Le tribunal a entendu exclure de l'indu réclamé à ce titre, parmi ces factures, la facture n°6268 pour un transport du 31 janvier 2023 (domicile ' Argenton-sur-Creuse). La caisse soutient que la date de prescription médicale mentionnée sur la facture de transport correspondante (13 décembre 2022) ne correspond pas à celle figurant sur la prescription (4 janvier 2023), produisant en effet une prescription datée du 4 janvier 2023.
Cependant, la prescription établie le 4 janvier 2023 par le docteur [G] correspond à un transport du domicile du patient au centre hospitalier de [Localité 7] et non à [Localité 8].
Par ailleurs, le tribunal a retenu qu'était produite aux débats une facture datée du 13 décembre 2022, pour une consultation psychiatrique à Argenton-sur-Creuse émanant du docteur [E] [O].
Cette date de prescription correspond donc bien à celle indiquée sur la facture établie par la société [1].
La facturation établie est donc justifiée, de sorte que l'indu, s'agissant du grief n°1, doit être limité à 2037,21 euros, par voie de confirmation,
- sur le grief n°4 :
Le tribunal a exclu de l'indu réclamé par la caisse les transports pour lesquels les factures établies par la société [1], pas plus que leurs annexes, ne mentionnaient le nom des chauffeurs les ayant réalisés.
Le jugement a considéré qu'aucune disposition légale, règlementaire ou conventionnelle n'impose à la société de taxis de mentionner sur les factures ou leurs annexes le nom du chauffeur.
La caisse se réfère à la convention signée entre les parties et produite aux débats, sur le modèle de la convention départementale entre les entreprises de taxis et les caisses d'assurance maladie du Loir-et-Cher, et plus particulièrement à son article 7.2 relatif aux « pièces justificatives » à fournir.

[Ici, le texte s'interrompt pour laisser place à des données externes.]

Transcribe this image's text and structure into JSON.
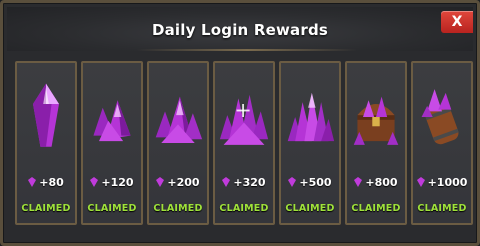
{
  "dialog": {
    "title": "Daily Login Rewards",
    "close_label": "X"
  },
  "colors": {
    "claimed": "#9fe23a",
    "gem": "#c03bdc",
    "close": "#d83a30",
    "frame": "#6b5c43"
  },
  "days": [
    {
      "icon": "single-crystal-icon",
      "amount": "+80",
      "status": "CLAIMED"
    },
    {
      "icon": "small-crystal-pile-icon",
      "amount": "+120",
      "status": "CLAIMED"
    },
    {
      "icon": "crystal-pile-icon",
      "amount": "+200",
      "status": "CLAIMED"
    },
    {
      "icon": "large-crystal-pile-icon",
      "amount": "+320",
      "status": "CLAIMED"
    },
    {
      "icon": "crystal-cluster-icon",
      "amount": "+500",
      "status": "CLAIMED"
    },
    {
      "icon": "crystal-chest-icon",
      "amount": "+800",
      "status": "CLAIMED"
    },
    {
      "icon": "crystal-barrel-icon",
      "amount": "+1000",
      "status": "CLAIMED"
    }
  ]
}
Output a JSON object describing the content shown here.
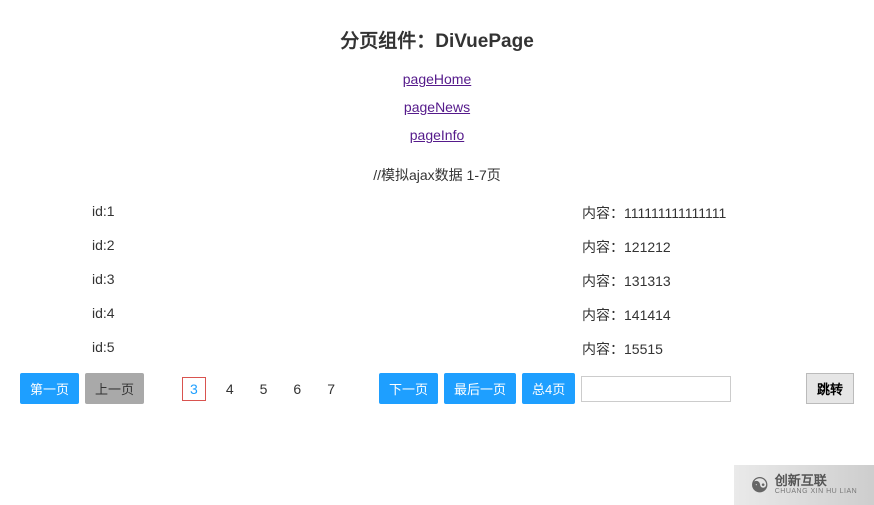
{
  "title": "分页组件：DiVuePage",
  "links": [
    {
      "label": "pageHome"
    },
    {
      "label": "pageNews"
    },
    {
      "label": "pageInfo"
    }
  ],
  "ajax_label": "//模拟ajax数据 1-7页",
  "rows": [
    {
      "id": "id:1",
      "content": "内容：111111111111111"
    },
    {
      "id": "id:2",
      "content": "内容：121212"
    },
    {
      "id": "id:3",
      "content": "内容：131313"
    },
    {
      "id": "id:4",
      "content": "内容：141414"
    },
    {
      "id": "id:5",
      "content": "内容：15515"
    }
  ],
  "pagination": {
    "first": "第一页",
    "prev": "上一页",
    "pages": [
      "3",
      "4",
      "5",
      "6",
      "7"
    ],
    "current_index": 0,
    "next": "下一页",
    "last": "最后一页",
    "total_label": "总4页",
    "jump_btn": "跳转",
    "jump_placeholder": ""
  },
  "watermark": {
    "cn": "创新互联",
    "en": "CHUANG XIN HU LIAN"
  }
}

Ce texte conventionnel énonce qu'est « obligatoire la transmission d'une pièce justificative permettant au patient d'attester de la réalité d'une réalisation du transport. Selon le cas, il s'agit soit d'une note désignée sous le terme usuel de « facturette » signée par le patient ; elle est éditée à partir du logiciel incluant les données du taximètre et l'identification du véhicule ayant effectué la prestation de transport ('), soit d'une « annexe » conforme au modèle défini par la présente convention (annexe 4) et signée par le patient ».
Comme le rappelle la caisse, l'article 4 de la convention précise que « seul ouvre droit à remboursement le transport effectué par un conducteur et un véhicule déclarée dans l'annexe 1 de la convention », lequel comporte la désignation nominative des conducteurs : à chaque véhicule correspond un ou deux conducteurs désignés.
Il n'est donc pas prévu qu'à chaque facturation opérée par l'entreprise de transport, le conducteur soit désigné.
Le document intitulé « annexe 4 de facturation » telle qu'élaboré par la caisse ne prévoit pas plus la mention du nom du chauffeur.
En conséquence, il ne peut être reproché par la caisse à la société [1] de ne pas avoir systématiquement mentionné le nom du conducteur ayant réalisé le transport.
C'est pourquoi le jugement entrepris sera confirmé en ce qu'il a exclu de l'indu réclamé par la caisse les transports pour lesquels le nom du conducteur n'a pas été précisé.
Me [N] n'a pas contesté les indus en revanche retenus par le jugement pour lesquels il est avéré que les chauffeurs qui avaient réalisés les transports n'étaient pas ceux désignés sur l'annexe 1 de la convention.
C'est pourquoi le montant de l'indu sera, par voie de confirmation, limité à la somme de 3607,55 euros.
Au total, la créance de la caisse primaire d'assurance maladie d'[Localité 1]-et-[Localité 2] au passif de la liquidation judiciaire de la société [1] s'élèvera à la somme de 11 781,27 euros, le jugement entrepris devant être infirmé en ce sens compte tenu de la procédure collective intervenue en cours de procédure.
- Sur l'article 700 du code de procédure civile et les dépens
La solution donnée au litige ne commande pas d'accueillir la demande formée par la caisse primaire d'assurance maladie d'[Localité 1]-et-[Localité 2] au titre de l'article 700 du code de procédure civile.
Les dépens de première instance et d'appel seront néanmoins mis au passif de la liquidation judiciaire de la société [1], qui demeure débitrice de celle-ci.